Rwandan President Paul Kagame was the surprise guest at ceremonies in DRC on Friday to honour deceased opposition leader Etienne Tshisekedi hosted by his son Felix, the country’s president.
Once the Democratic Republic of Congo’s sworn enemy, Kagame joined Tshisekedi and Angolan President Joao Lourenco for a central African mini-summit ahead of the long-awaited tribute.
The three vowed to “strengthen the Congo-Angola-Rwanda axis” to “wipe out Congolese and foreign armed groups,” a joint communique said, apparently referring to brutal militias which plague the DRC-Rwandan border.
DRC neighbour’s Congo-Brazzaville President Denis Sassou Nguesso was also at the ceremony.
Tshisekedi died in Brussels in February 2017 at the age of 84.
He was a revered figure in the opposition for his resistance to former dictator Mobutu Sese Seko and ex-president Joseph Kabila.
He never got to see his son ascend to the presidency, after bitterly-fought elections at the end of last year that led to the first peaceful transition of power in the country’s history.
His body was flown back to Kinshasa on Thursday aboard a private jet, ending a protracted battle by his family to secure its repatriation.
The coffin was displayed at the 80,000-seater Martyrs’ Stadium in Kinshasa ahead of a mass in the evening. The funeral will take place on Saturday, at a mausoleum at Nsele, on the outskirts of Kinshasa.
However, the turnout was a far cry from the vast crowds and fervour the older Tshisekedi was able to muster in his heyday.
Several thousand people accompanied the hearse from the morgue to the stadium, and the venue itself was only half-full, AFP reporters said.
Kagame, who is also current head of the African Union (AU, last visited Kinshasa in 2010.
Relations between Rwanda and the DRC have been chilly since the 1990s, when Rwanda invaded the country to back rebels trying to overthrow Kabila’s father, former president Laurent Kabila.

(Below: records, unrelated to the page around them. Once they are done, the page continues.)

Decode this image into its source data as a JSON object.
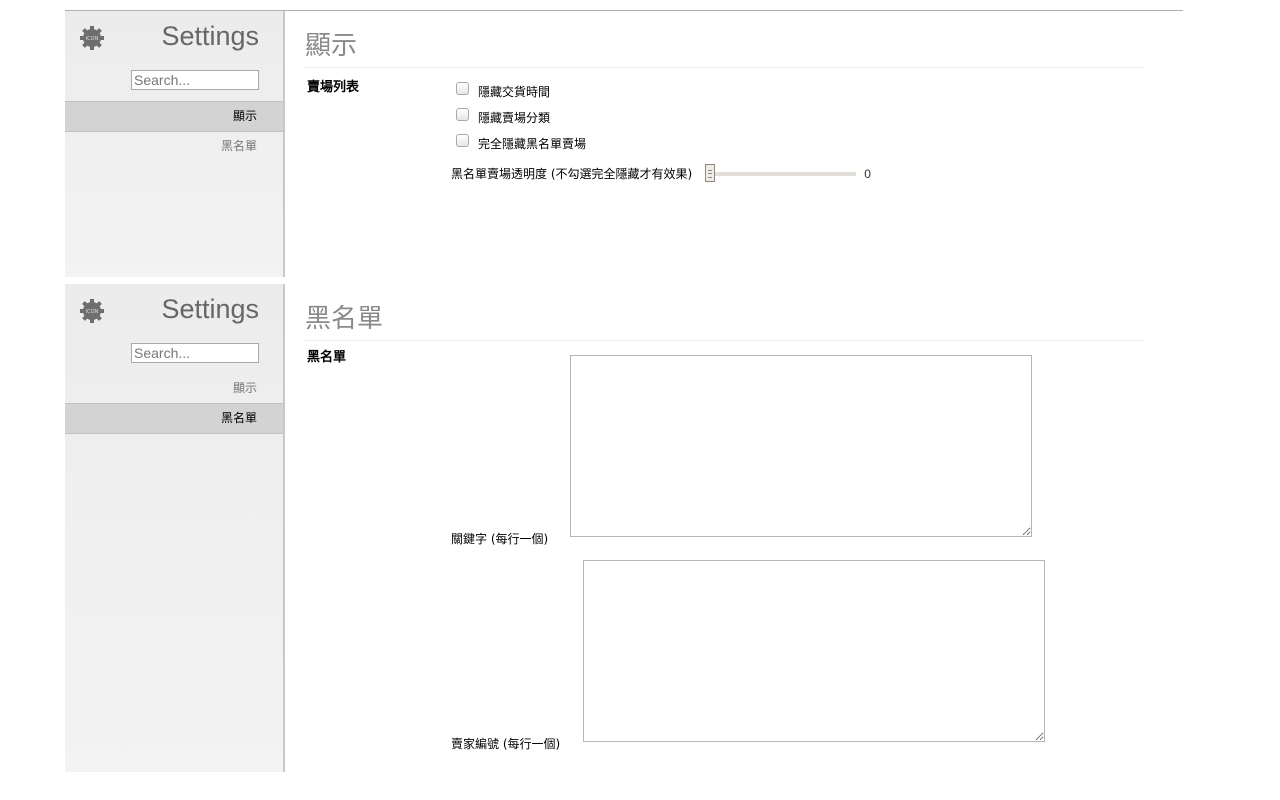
{
  "panels": [
    {
      "sidebar": {
        "title": "Settings",
        "icon": "gear-icon",
        "search_placeholder": "Search...",
        "nav": [
          {
            "label": "顯示",
            "active": true
          },
          {
            "label": "黑名單",
            "active": false
          }
        ]
      },
      "main": {
        "heading": "顯示",
        "section_label": "賣場列表",
        "options": [
          {
            "label": "隱藏交貨時間",
            "checked": false
          },
          {
            "label": "隱藏賣場分類",
            "checked": false
          },
          {
            "label": "完全隱藏黑名單賣場",
            "checked": false
          }
        ],
        "slider": {
          "label": "黑名單賣場透明度 (不勾選完全隱藏才有效果)",
          "value": "0",
          "fraction": 0
        }
      }
    },
    {
      "sidebar": {
        "title": "Settings",
        "icon": "gear-icon",
        "search_placeholder": "Search...",
        "nav": [
          {
            "label": "顯示",
            "active": false
          },
          {
            "label": "黑名單",
            "active": true
          }
        ]
      },
      "main": {
        "heading": "黑名單",
        "section_label": "黑名單",
        "fields": [
          {
            "label": "關鍵字 (每行一個)",
            "value": ""
          },
          {
            "label": "賣家編號 (每行一個)",
            "value": ""
          }
        ]
      }
    }
  ]
}
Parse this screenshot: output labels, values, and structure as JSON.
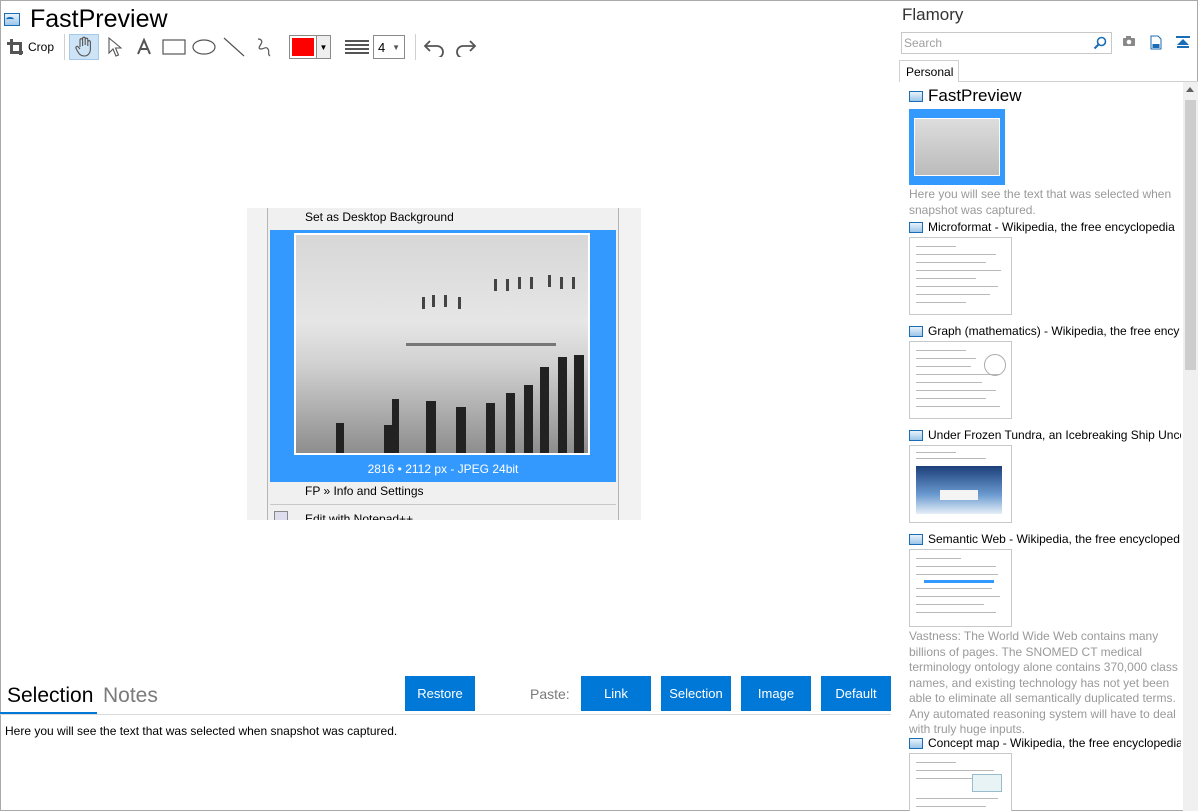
{
  "app": {
    "title": "FastPreview",
    "icon": "fastpreview-app-icon"
  },
  "toolbar": {
    "crop_label": "Crop",
    "tools": [
      {
        "name": "pan-hand-icon",
        "active": true
      },
      {
        "name": "select-arrow-icon",
        "active": false
      },
      {
        "name": "text-tool-icon",
        "active": false
      },
      {
        "name": "rectangle-tool-icon",
        "active": false
      },
      {
        "name": "ellipse-tool-icon",
        "active": false
      },
      {
        "name": "line-tool-icon",
        "active": false
      },
      {
        "name": "freehand-tool-icon",
        "active": false
      }
    ],
    "color": "#ff0000",
    "line_width": "4",
    "undo_icon": "undo-icon",
    "redo_icon": "redo-icon"
  },
  "preview": {
    "menu_item_top": "Set as Desktop Background",
    "image_caption": "2816 • 2112 px - JPEG 24bit",
    "menu_item_info": "FP » Info and Settings",
    "menu_item_edit": "Edit with Notepad++",
    "selection_color": "#3399ff"
  },
  "bottom": {
    "tabs": [
      {
        "label": "Selection",
        "active": true
      },
      {
        "label": "Notes",
        "active": false
      }
    ],
    "restore_label": "Restore",
    "paste_label": "Paste:",
    "paste_buttons": [
      "Link",
      "Selection",
      "Image",
      "Default"
    ],
    "selection_text": "Here you will see the text that was selected when snapshot was captured.",
    "accent": "#0078d7"
  },
  "flamory": {
    "title": "Flamory",
    "search_placeholder": "Search",
    "tab_label": "Personal",
    "icons": [
      "search-icon",
      "camera-icon",
      "document-icon",
      "collapse-top-icon"
    ],
    "items": [
      {
        "title": "FastPreview",
        "big": true,
        "desc": "Here you will see the text that was selected when snapshot was captured."
      },
      {
        "title": "Microformat - Wikipedia, the free encyclopedia",
        "big": false,
        "desc": ""
      },
      {
        "title": "Graph (mathematics) - Wikipedia, the free ency",
        "big": false,
        "desc": ""
      },
      {
        "title": "Under Frozen Tundra, an Icebreaking Ship Unco",
        "big": false,
        "desc": ""
      },
      {
        "title": "Semantic Web - Wikipedia, the free encycloped",
        "big": false,
        "desc": "Vastness: The World Wide Web contains many billions of pages. The SNOMED CT medical terminology ontology alone contains 370,000 class names, and existing technology has not yet been able to eliminate all semantically duplicated terms. Any automated reasoning system will have to deal with truly huge inputs."
      },
      {
        "title": "Concept map - Wikipedia, the free encyclopedia",
        "big": false,
        "desc": ""
      }
    ]
  }
}
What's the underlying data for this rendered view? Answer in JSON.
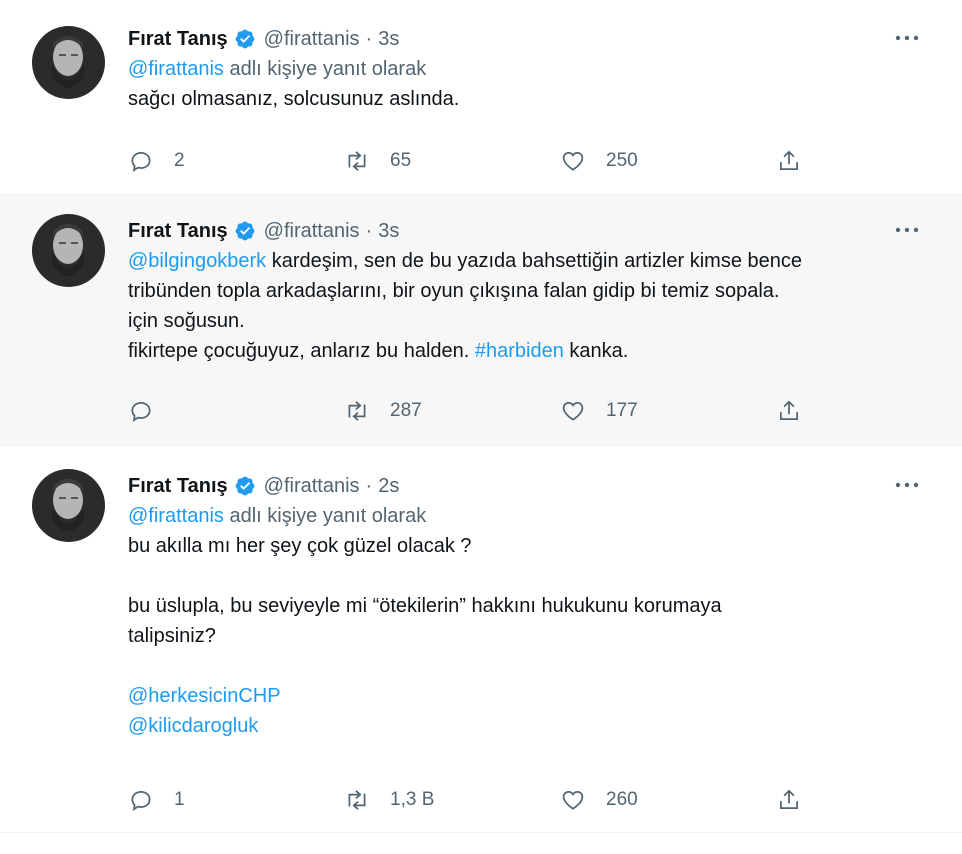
{
  "colors": {
    "link": "#1d9bf0",
    "muted": "#536471",
    "text": "#0f1419",
    "verified": "#1d9bf0"
  },
  "icons": {
    "reply": "reply-icon",
    "retweet": "retweet-icon",
    "like": "heart-icon",
    "share": "share-icon",
    "more": "more-icon",
    "verified": "verified-badge-icon"
  },
  "tweets": [
    {
      "author": {
        "name": "Fırat Tanış",
        "handle": "@firattanis"
      },
      "dot": "·",
      "time": "3s",
      "reply_to": {
        "handle": "@firattanis",
        "suffix": " adlı kişiye yanıt olarak"
      },
      "text_lines": [
        "sağcı olmasanız, solcusunuz aslında."
      ],
      "stats": {
        "replies": "2",
        "retweets": "65",
        "likes": "250"
      }
    },
    {
      "author": {
        "name": "Fırat Tanış",
        "handle": "@firattanis"
      },
      "dot": "·",
      "time": "3s",
      "mention": "@bilgingokberk",
      "line1_rest": " kardeşim, sen de bu yazıda bahsettiğin artizler kimse bence",
      "line2": "tribünden topla arkadaşlarını, bir oyun çıkışına falan gidip bi temiz sopala.",
      "line3": "için soğusun.",
      "line4_start": "fikirtepe çocuğuyuz, anlarız bu halden. ",
      "hashtag": "#harbiden",
      "line4_end": " kanka.",
      "stats": {
        "replies": "",
        "retweets": "287",
        "likes": "177"
      }
    },
    {
      "author": {
        "name": "Fırat Tanış",
        "handle": "@firattanis"
      },
      "dot": "·",
      "time": "2s",
      "reply_to": {
        "handle": "@firattanis",
        "suffix": " adlı kişiye yanıt olarak"
      },
      "line1": "bu akılla mı her şey çok güzel olacak ?",
      "line2": "bu üslupla, bu seviyeyle mi “ötekilerin” hakkını hukukunu korumaya",
      "line3": "talipsiniz?",
      "mentions": [
        "@herkesicinCHP",
        "@kilicdarogluk"
      ],
      "stats": {
        "replies": "1",
        "retweets": "1,3 B",
        "likes": "260"
      }
    }
  ]
}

Despite an improvement in tone since Tshisekedi took over January 24, ties remain troubled by cross-border attacks on Rwandan forces by the Democratic Liberation Forces of Rwanda (FDLR, a rebel group based in the DRC.
The DRC, meanwhile, has accused Rwanda of pillaging coltan, a lucrative mineral used in electronic products, in the border region of North Kivu.
Etienne Tshisekedi served as interior minister under Mobutu before joining the opposition, where he was a persistent thorn in the dictator’s side.
He co-founded the Union for Democracy and Social Progress (UDPS in 1982 after a stint in prison and in the 1990s was appointed prime minister several times, each time falling out with Mobutu after a matter of months or even days.
He boycotted the country’s elections in 2006 on the grounds of fraud, and was beaten in the 2011 ballot, which was tainted by massive irregularities.
He died in Belgium, the former colonial power, where he had gone to seek medical treatment.
His son had vowed to repatriate his father’s remains and bury them in his home country, but that wish was thwarted under Kabila.
The funeral has prompted tributes from fellow opposition figures as well as Kabila supporters.
Congolese Nobel Peace Prize winner Denis Mukwege praised Etienne Tshisekedi’s fight for democratic values.
“It’s up to us to give life to your heritage,” he wrote on Twitter.
Martin Fayulu, another opposition figure, who says that a behind-the-scenes deal between Felix Tshisekedi and Kabila robbed him of victory in the presidential election, paid tribute to Etienne Tshisekedi’s “fight for justice and democracy”.
Praise also came from Kabila’s own party, the Joint Front for Congo (FCC.
However, Kabila did not attend the stadium tribute, nor did Fayulu and another Kabila rival, Moise Katumbi, who returned to the country from self-imposed exile on May 20.